There are, however, a few issues that are worth knowing about before buying. Namely: notifications. There are a lot of them. For the most part, they’re customizable, but I found it annoying to find the right screen in order to switch them off again and again. I didn’t love getting a buzz on my wrist urging me to get up and take 250 steps every hour while I was focusing on work. I was not crazy about getting a buzz on my wrist in the midst of a workout to tell me that I was logging Active Minutes — Fitbit’s metric for minutes with an elevated heart rate. I straight up didn’t care to know that I’d met my daily calorie goal. 

The battery life, too, was a bit less than advertised. The tracker is supposed to have 10 days of battery life (dependent on use, as the Fitbit website reads), but I found it to be closer to six or seven days, instead. Since it’s charging time is just less than two hours, I definitely did not mind throwing it on the charger for a while every week. And it sure beats the Apple Watch’s battery life.

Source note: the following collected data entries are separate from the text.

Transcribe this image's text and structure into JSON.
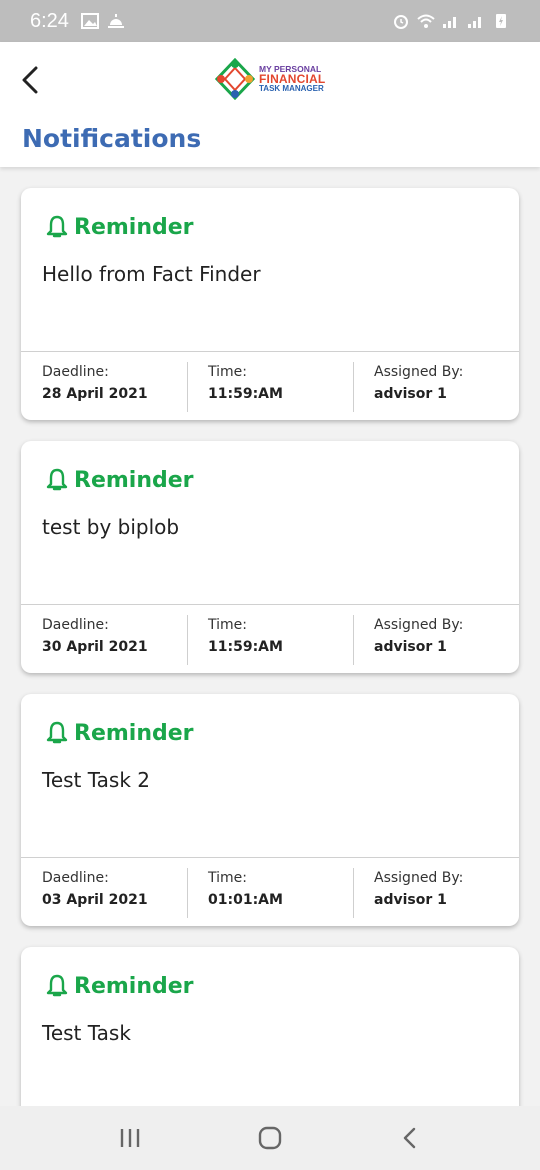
{
  "status_bar": {
    "time": "6:24"
  },
  "header": {
    "logo": {
      "line1": "MY PERSONAL",
      "line2": "FINANCIAL",
      "line3": "TASK MANAGER"
    },
    "title": "Notifications"
  },
  "colors": {
    "title": "#3d6bb3",
    "reminder": "#1aa64a"
  },
  "notifications": [
    {
      "heading": "Reminder",
      "message": "Hello from Fact Finder",
      "deadline_label": "Daedline:",
      "deadline": "28 April 2021",
      "time_label": "Time:",
      "time": "11:59:AM",
      "assigned_label": "Assigned By:",
      "assigned_by": "advisor 1"
    },
    {
      "heading": "Reminder",
      "message": "test by biplob",
      "deadline_label": "Daedline:",
      "deadline": "30 April 2021",
      "time_label": "Time:",
      "time": "11:59:AM",
      "assigned_label": "Assigned By:",
      "assigned_by": "advisor 1"
    },
    {
      "heading": "Reminder",
      "message": "Test Task 2",
      "deadline_label": "Daedline:",
      "deadline": "03 April 2021",
      "time_label": "Time:",
      "time": "01:01:AM",
      "assigned_label": "Assigned By:",
      "assigned_by": "advisor 1"
    },
    {
      "heading": "Reminder",
      "message": "Test Task"
    }
  ]
}
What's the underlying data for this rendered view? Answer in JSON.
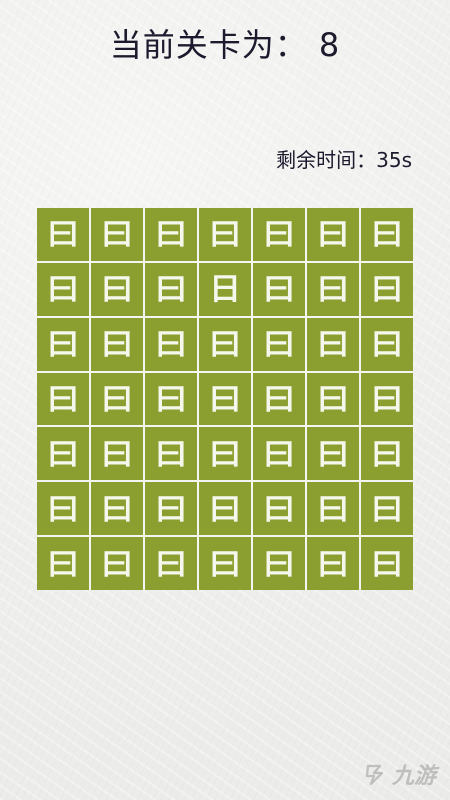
{
  "header": {
    "level_text": "当前关卡为： 8"
  },
  "timer": {
    "text": "剩余时间：35s"
  },
  "board": {
    "rows": 7,
    "cols": 7,
    "common_char": "曰",
    "odd_char": "日",
    "odd_position": {
      "row": 2,
      "col": 4
    },
    "tile_color": "#8b9f31",
    "glyph_color": "#f5f6ec"
  },
  "watermark": {
    "text": "九游",
    "logo_icon": "jiuyou-logo-icon"
  }
}
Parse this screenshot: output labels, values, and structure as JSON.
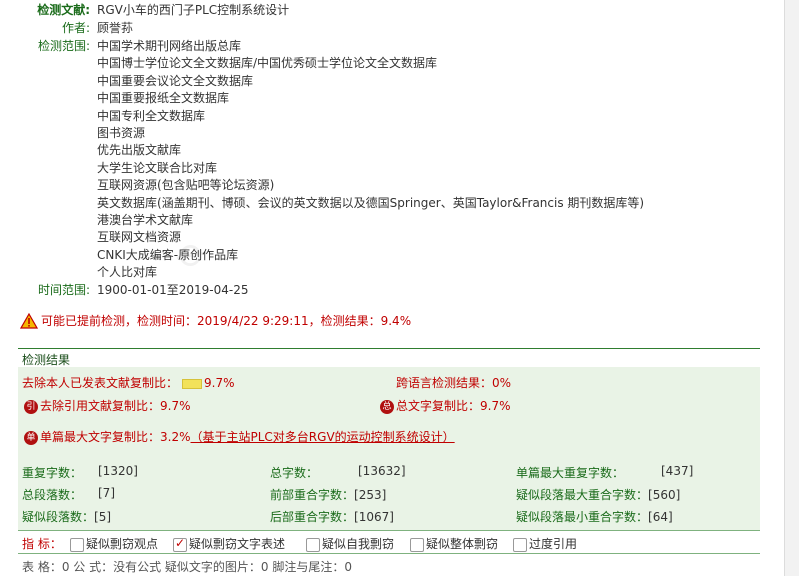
{
  "meta": {
    "doc_label": "检测文献:",
    "doc_title": "RGV小车的西门子PLC控制系统设计",
    "author_label": "作者:",
    "author": "顾誉荪",
    "scope_label": "检测范围:",
    "scope": [
      "中国学术期刊网络出版总库",
      "中国博士学位论文全文数据库/中国优秀硕士学位论文全文数据库",
      "中国重要会议论文全文数据库",
      "中国重要报纸全文数据库",
      "中国专利全文数据库",
      "图书资源",
      "优先出版文献库",
      "大学生论文联合比对库",
      "互联网资源(包含贴吧等论坛资源)",
      "英文数据库(涵盖期刊、博硕、会议的英文数据以及德国Springer、英国Taylor&Francis 期刊数据库等)",
      "港澳台学术文献库",
      "互联网文档资源",
      "CNKI大成编客-原创作品库",
      "个人比对库"
    ],
    "time_label": "时间范围:",
    "time_range": "1900-01-01至2019-04-25"
  },
  "warning": "可能已提前检测，检测时间：2019/4/22 9:29:11，检测结果：9.4%",
  "result": {
    "header": "检测结果",
    "self_excl_label": "去除本人已发表文献复制比：",
    "self_excl_value": "9.7%",
    "cross_lang": "跨语言检测结果：0%",
    "cite_icon": "引",
    "cite_excl": "去除引用文献复制比：9.7%",
    "total_icon": "总",
    "total_copy": "总文字复制比：9.7%",
    "single_icon": "单",
    "single_label": "单篇最大文字复制比：3.2%",
    "single_link": "（基于主站PLC对多台RGV的运动控制系统设计）",
    "stats": {
      "dup_chars_k": "重复字数：",
      "dup_chars_v": "[1320]",
      "total_chars_k": "总字数：",
      "total_chars_v": "[13632]",
      "single_max_dup_k": "单篇最大重复字数：",
      "single_max_dup_v": "[437]",
      "para_count_k": "总段落数：",
      "para_count_v": "[7]",
      "front_overlap_k": "前部重合字数：",
      "front_overlap_v": "[253]",
      "max_para_overlap_k": "疑似段落最大重合字数：",
      "max_para_overlap_v": "[560]",
      "sus_para_k": "疑似段落数：",
      "sus_para_v": "[5]",
      "back_overlap_k": "后部重合字数：",
      "back_overlap_v": "[1067]",
      "min_para_overlap_k": "疑似段落最小重合字数：",
      "min_para_overlap_v": "[64]"
    },
    "indicators_label": "指  标：",
    "indicators": [
      {
        "label": "疑似剽窃观点",
        "checked": false
      },
      {
        "label": "疑似剽窃文字表述",
        "checked": true
      },
      {
        "label": "疑似自我剽窃",
        "checked": false
      },
      {
        "label": "疑似整体剽窃",
        "checked": false
      },
      {
        "label": "过度引用",
        "checked": false
      }
    ],
    "footer": "表 格：0    公 式：没有公式    疑似文字的图片：0    脚注与尾注：0"
  },
  "colors": {
    "accent_green": "#1a6b1a",
    "alert_red": "#c00000",
    "panel_bg": "#e9f3e6"
  }
}
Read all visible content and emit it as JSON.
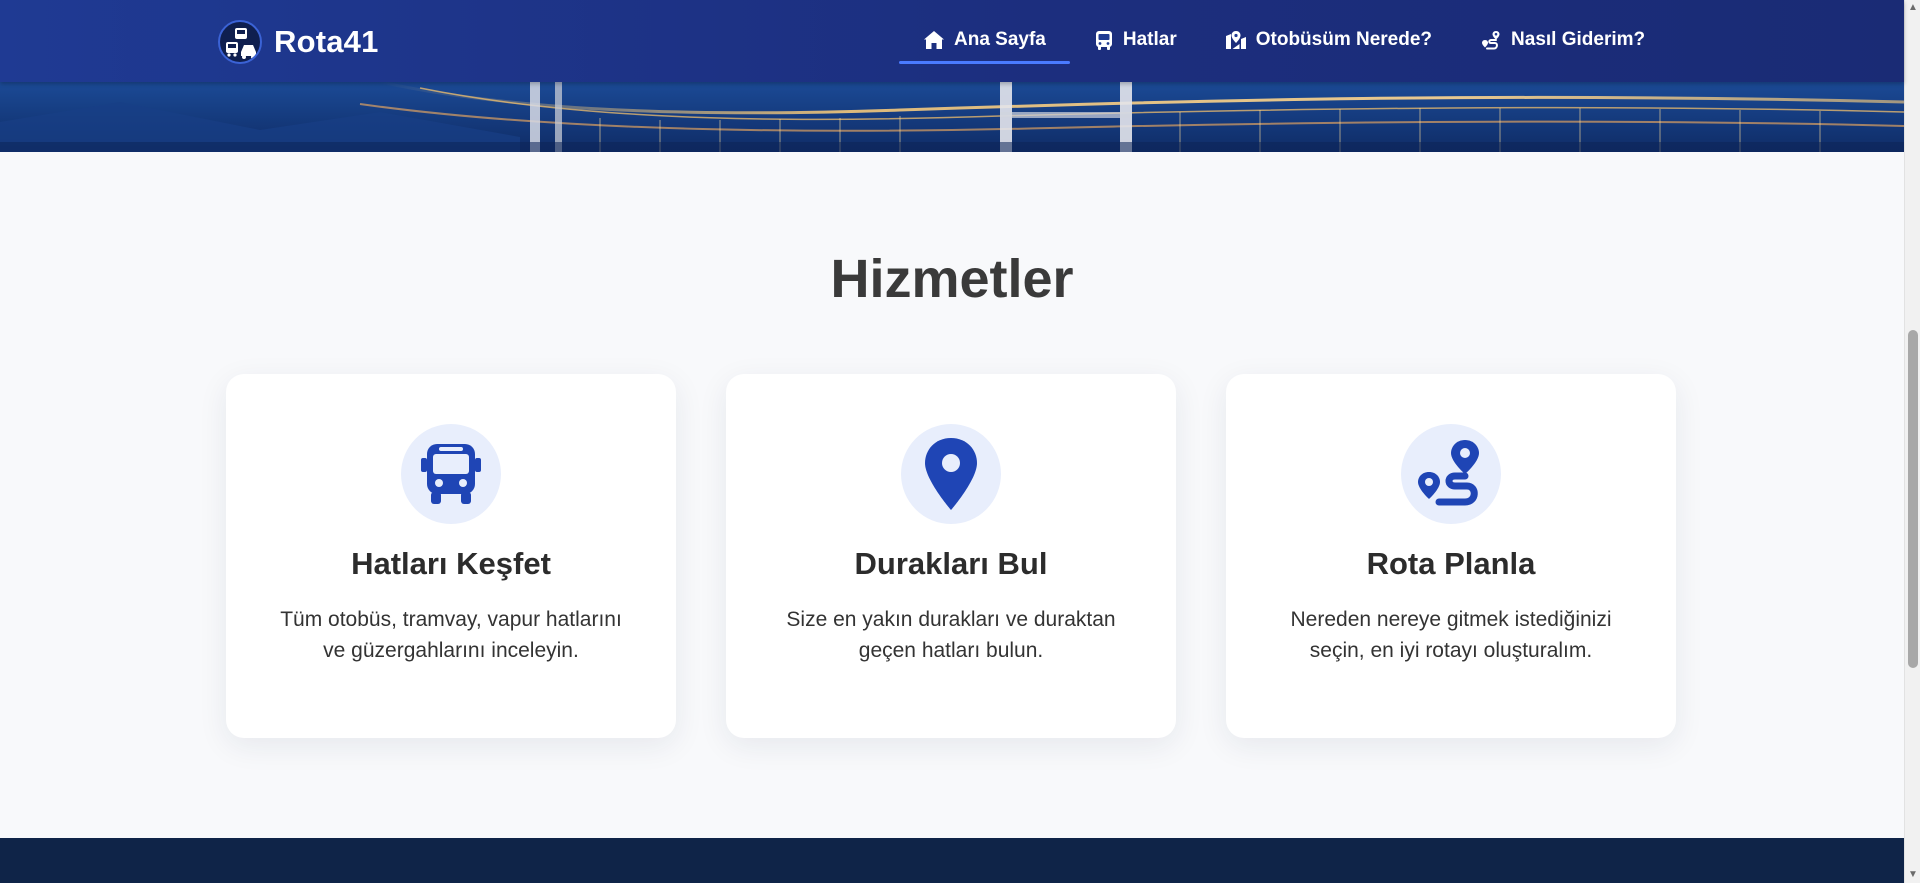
{
  "brand": {
    "name": "Rota41",
    "logo_icon": "transit-logo-icon"
  },
  "nav": {
    "items": [
      {
        "label": "Ana Sayfa",
        "icon": "home-icon",
        "active": true
      },
      {
        "label": "Hatlar",
        "icon": "bus-icon",
        "active": false
      },
      {
        "label": "Otobüsüm Nerede?",
        "icon": "map-location-icon",
        "active": false
      },
      {
        "label": "Nasıl Giderim?",
        "icon": "route-icon",
        "active": false
      }
    ]
  },
  "services": {
    "title": "Hizmetler",
    "cards": [
      {
        "icon": "bus-icon",
        "title": "Hatları Keşfet",
        "text_line1": "Tüm otobüs, tramvay, vapur hatlarını",
        "text_line2": "ve güzergahlarını inceleyin."
      },
      {
        "icon": "location-pin-icon",
        "title": "Durakları Bul",
        "text_line1": "Size en yakın durakları ve duraktan",
        "text_line2": "geçen hatları bulun."
      },
      {
        "icon": "route-icon",
        "title": "Rota Planla",
        "text_line1": "Nereden nereye gitmek istediğinizi",
        "text_line2": "seçin, en iyi rotayı oluşturalım."
      }
    ]
  },
  "colors": {
    "nav_bg": "#1f3a93",
    "accent": "#1f45b5",
    "active_underline": "#4a7bff",
    "page_bg": "#f8f9fb",
    "footer_bg": "#0f2448",
    "icon_circle_bg": "#e8eefc",
    "title_text": "#3a3a3a"
  }
}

Is the Fitbit Inspire 3 worth the price?

This fitness tracker has an impressive amount of features, apps, and customizations available. Sure, there are one or two kinks that could be worked out, but overall it’s an incredible device that is super helpful for someone hoping to get into a fitness routine, or push themselves that much further at the gym. This Fitbit model is priced just under a hundred dollars, and with the monthly $10 charge for premium features, still feels like an absolute steal. For anyone new to fitness or any dedicated gym rat, the Fitbit Inspire 3 gets you more than you pay for.